A couple of blocks away, a giant spider, placed here by the notorious Louise Bourgeois, spread its nets. There’s also a modern mosque, similar to the galactic ship Enterprise, with quotes from the Quran on the walls-portholes. A sculptural group of Damien Hirst (the one who became famous for the formaldehyde shark) is installed near the pediatrics “Sidra” giant center.
Museums that will surprise you:
Even if the names above don’t tell you anything and the museum collections make you yawn, the two museums in Doha are well worth the time.
The first is the Museum of Islamic Art, a stepped pyramid containing ancient examples of religious manuscripts, carpets, engravings, and jewelry. At the same time, the five-story window offers the best views of the bay.

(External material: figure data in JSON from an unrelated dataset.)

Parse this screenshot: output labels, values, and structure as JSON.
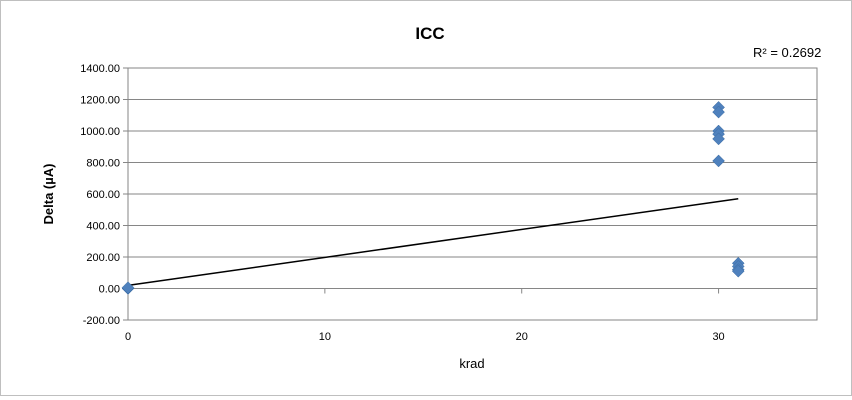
{
  "chart_data": {
    "type": "scatter",
    "title": "ICC",
    "xlabel": "krad",
    "ylabel": "Delta (µA)",
    "xlim": [
      0,
      35
    ],
    "ylim": [
      -200,
      1400
    ],
    "xticks": [
      0,
      10,
      20,
      30
    ],
    "yticks": [
      -200,
      0,
      200,
      400,
      600,
      800,
      1000,
      1200,
      1400
    ],
    "ytick_labels": [
      "-200.00",
      "0.00",
      "200.00",
      "400.00",
      "600.00",
      "800.00",
      "1000.00",
      "1200.00",
      "1400.00"
    ],
    "xtick_labels": [
      "0",
      "10",
      "20",
      "30"
    ],
    "grid": "horizontal",
    "marker": "diamond",
    "marker_color": "#4f81bd",
    "points": [
      {
        "x": 0,
        "y": 0
      },
      {
        "x": 0,
        "y": 5
      },
      {
        "x": 30,
        "y": 1150
      },
      {
        "x": 30,
        "y": 1120
      },
      {
        "x": 30,
        "y": 1000
      },
      {
        "x": 30,
        "y": 980
      },
      {
        "x": 30,
        "y": 950
      },
      {
        "x": 30,
        "y": 810
      },
      {
        "x": 31,
        "y": 160
      },
      {
        "x": 31,
        "y": 140
      },
      {
        "x": 31,
        "y": 120
      },
      {
        "x": 31,
        "y": 110
      }
    ],
    "trendline": {
      "type": "linear",
      "x": [
        0,
        31
      ],
      "y": [
        20,
        570
      ],
      "color": "#000000",
      "r_squared_label": "R² = 0.2692"
    }
  }
}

The second is Qatar’s National Museum, where acquaintance with the country’s history takes place through complete immersion in an interactive exhibition. Each visitor becomes a participant in one of the hundreds of moving pictures related to the country’s history.
From the outside, the museum strikes no less: while creating it, the eminent architect Jean Nouvel was inspired by the image of the crystal “desert rose” appearing from nowhere under the influence of wind and sand.
Summer without end:
And about the weather. From the end of November to March, the temperature in Doha drops to stable values of + 25-27 C, which is quite comfortable to arrange a night picnic under the palm trees on the well-groomed Corniche promenade – decomposing, following the example of the locals, right on emerald lawn and admiring the illuminated silhouettes of skyscrapers.
Going from one place to another is relatively easy. You don’t need to walk everywhere when services like rent-a-car in Doha, Qatar is available.
Or sail the bay on a traditional wooden dhow boat. Or decide on a foray into the desert, where, after racing in jeeps through the dunes, you can live for a couple of days in a luxurious camping tent with royal comforts. Or go to one of the festivals in city parks, there are many of them here from February to March – a cultural, jazz, fireworks festival. Or just spend a lazy day on the golden sand of the loose beach of a five-star hotel.